I have heard this often. Makes me feel weaker from deep inside. Does that make you feel like this way?

I learned in such position even if you lend ear to someone, meditate on that. Tend it well with some time, some help would occur. Definitely! It will help them feeling hopes and also will give lots of courage. That will be our progress,too.
 
There are a lot of people out there ignoring their bodies and minds, often because they feel they have no other choice

This is where those negative people excel. Give person a situation where they feel no choice. Make them even more trapped and threatened. In my case, this is what happened. If I said no, they would make it more difficult for me. I tell you, we all freed. But sometimes we do get trapped and freedom becomes harder for us.
 
"Why do you think you haven't been able to get over it yet? It's been months since it happened."
-Well, I can't get over it because someone shot me in a neighborhood that I always thought was safe. How about you go and get shot, and then we can discuss time frames.

"Why were you out so late?"
-Seriously, you are suggesting that because I was out at night, it is my fault? And to answer your question, I was out so late because I worked second shift and then went over to my parents' house every night to help take care of my mom, who had been injured 6 weeks prior.

"Well, I would have..."
-Don't tell me what you would have done in that situation, because you don't know. The police and detectives told me that I did the best thing I possibly could have in that situation (I drove away, and got shot anyhow). Once again, it sounds like you are blaming me for not acting differently. But you don't take the time to weigh your options when you have a gun pointed at you. You just act.
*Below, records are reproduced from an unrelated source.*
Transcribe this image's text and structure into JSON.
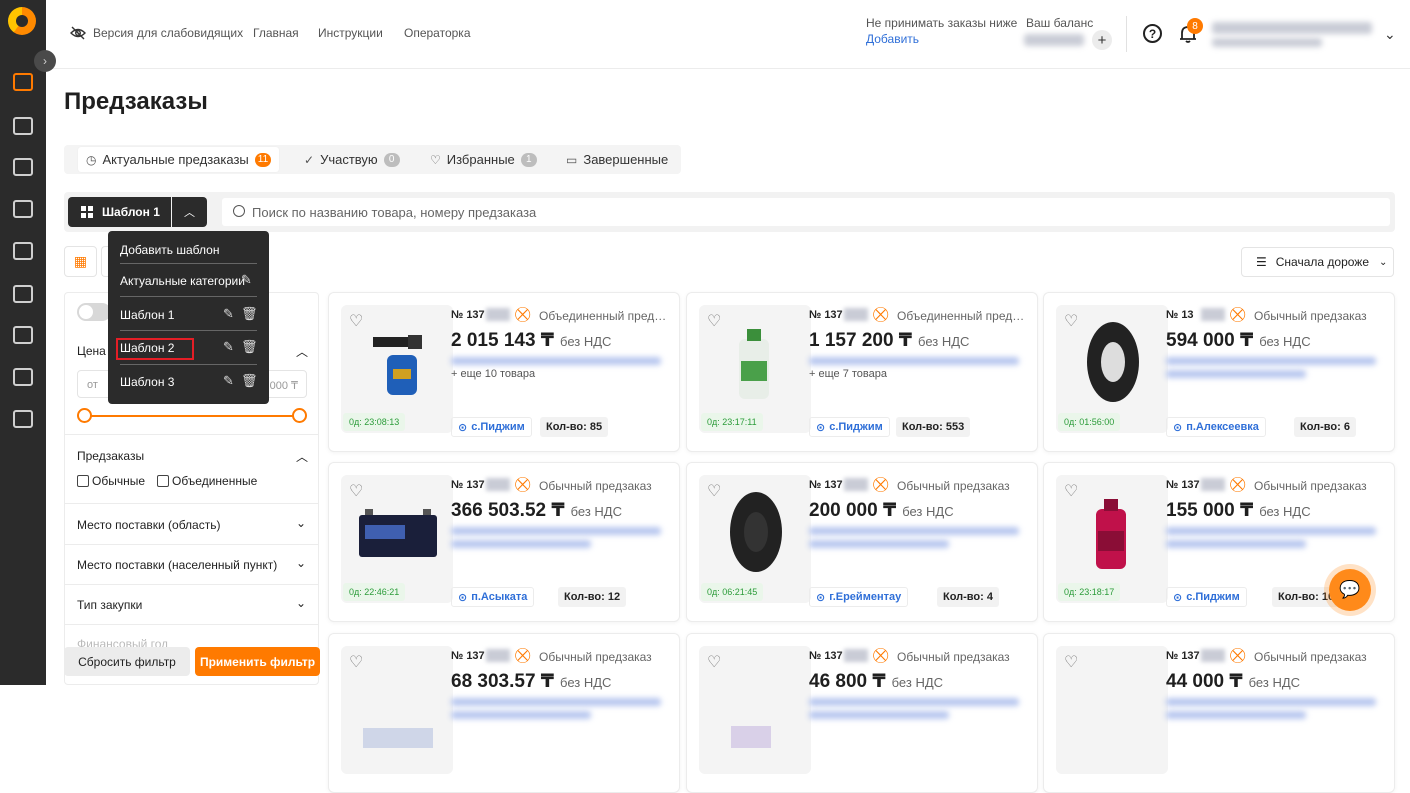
{
  "topbar": {
    "links": [
      "Версия для слабовидящих",
      "Главная",
      "Инструкции",
      "Операторка"
    ],
    "no_orders_label": "Не принимать заказы ниже",
    "add_link": "Добавить",
    "balance_label": "Ваш баланс",
    "notifications_count": "8"
  },
  "page": {
    "title": "Предзаказы"
  },
  "tabs": [
    {
      "label": "Актуальные предзаказы",
      "count": "11"
    },
    {
      "label": "Участвую",
      "count": "0"
    },
    {
      "label": "Избранные",
      "count": "1"
    },
    {
      "label": "Завершенные"
    }
  ],
  "template": {
    "selected": "Шаблон 1"
  },
  "search": {
    "placeholder": "Поиск по названию товара, номеру предзаказа"
  },
  "template_menu": {
    "add": "Добавить шаблон",
    "actual_categories": "Актуальные категории",
    "items": [
      "Шаблон 1",
      "Шаблон 2",
      "Шаблон 3"
    ]
  },
  "sort": {
    "label": "Сначала дороже"
  },
  "filters": {
    "price_label": "Цена",
    "price_from_placeholder": "от",
    "price_to_suffix": "000 ₸",
    "preorders_label": "Предзаказы",
    "option_regular": "Обычные",
    "option_combined": "Объединенные",
    "region_label": "Место поставки (область)",
    "city_label": "Место поставки (населенный пункт)",
    "purchase_type_label": "Тип закупки",
    "fiscal_year_label": "Финансовый год",
    "reset": "Сбросить фильтр",
    "apply": "Применить фильтр"
  },
  "cards": [
    {
      "num": "№ 137",
      "type": "Объединенный предзаказ",
      "price": "2 015 143 ₸",
      "vat": "без НДС",
      "more": "+ еще 10 товара",
      "timer": "0д: 23:08:13",
      "location": "с.Пиджим",
      "qty": "Кол-во: 85"
    },
    {
      "num": "№ 137",
      "type": "Объединенный предзаказ",
      "price": "1 157 200 ₸",
      "vat": "без НДС",
      "more": "+ еще 7 товара",
      "timer": "0д: 23:17:11",
      "location": "с.Пиджим",
      "qty": "Кол-во: 553"
    },
    {
      "num": "№ 13",
      "type": "Обычный предзаказ",
      "price": "594 000 ₸",
      "vat": "без НДС",
      "more": "",
      "timer": "0д: 01:56:00",
      "location": "п.Алексеевка",
      "qty": "Кол-во: 6"
    },
    {
      "num": "№ 137",
      "type": "Обычный предзаказ",
      "price": "366 503.52 ₸",
      "vat": "без НДС",
      "more": "",
      "timer": "0д: 22:46:21",
      "location": "п.Асыката",
      "qty": "Кол-во: 12"
    },
    {
      "num": "№ 137",
      "type": "Обычный предзаказ",
      "price": "200 000 ₸",
      "vat": "без НДС",
      "more": "",
      "timer": "0д: 06:21:45",
      "location": "г.Ерейментау",
      "qty": "Кол-во: 4"
    },
    {
      "num": "№ 137",
      "type": "Обычный предзаказ",
      "price": "155 000 ₸",
      "vat": "без НДС",
      "more": "",
      "timer": "0д: 23:18:17",
      "location": "с.Пиджим",
      "qty": "Кол-во: 10"
    },
    {
      "num": "№ 137",
      "type": "Обычный предзаказ",
      "price": "68 303.57 ₸",
      "vat": "без НДС",
      "more": "",
      "timer": "",
      "location": "",
      "qty": ""
    },
    {
      "num": "№ 137",
      "type": "Обычный предзаказ",
      "price": "46 800 ₸",
      "vat": "без НДС",
      "more": "",
      "timer": "",
      "location": "",
      "qty": ""
    },
    {
      "num": "№ 137",
      "type": "Обычный предзаказ",
      "price": "44 000 ₸",
      "vat": "без НДС",
      "more": "",
      "timer": "",
      "location": "",
      "qty": ""
    }
  ],
  "colors": {
    "accent": "#ff7a00",
    "sidebar": "#2b2b2b",
    "link": "#2f6fd8",
    "highlight": "#e41e26"
  }
}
"You should be grateful that you weren't hurt worse"
-Well, I was actually hurt pretty badly, and regardless of the severity of my injuries, I am not in an way grateful that someone shot me because I did not give them what they wanted (my car). Maybe this will change in the future, but right now gratitude is not one of my emotions surrounding being shot.
 
I haven't read the entire thread yet, but in the spirit of getting them off my chest:

"Just cheer up!"

"You need to man up." (I especially loathe this loaded phrase)

"What did you do?"

"Don't take things so personally."

I've gotten the "I don't know what to say" comments too, and while I know it'd rely a lot on context and the relationship with the speaker, personally I respond along the lines of, "Nothing, I just need someone to listen."
 
"Snap out of for goodness sake" that's a big no no.

"You cant still be upset by it" that's a cruel one.

"Get over whatever you need to get over"

People just don't think before they open their mouths, to them saying things like that is no big deal but to us having them said to us it is a big deal that sets us back in our recovery. If they don't know what to say I prefer they say nothing, as no words is better than words they haven't thought out before saying.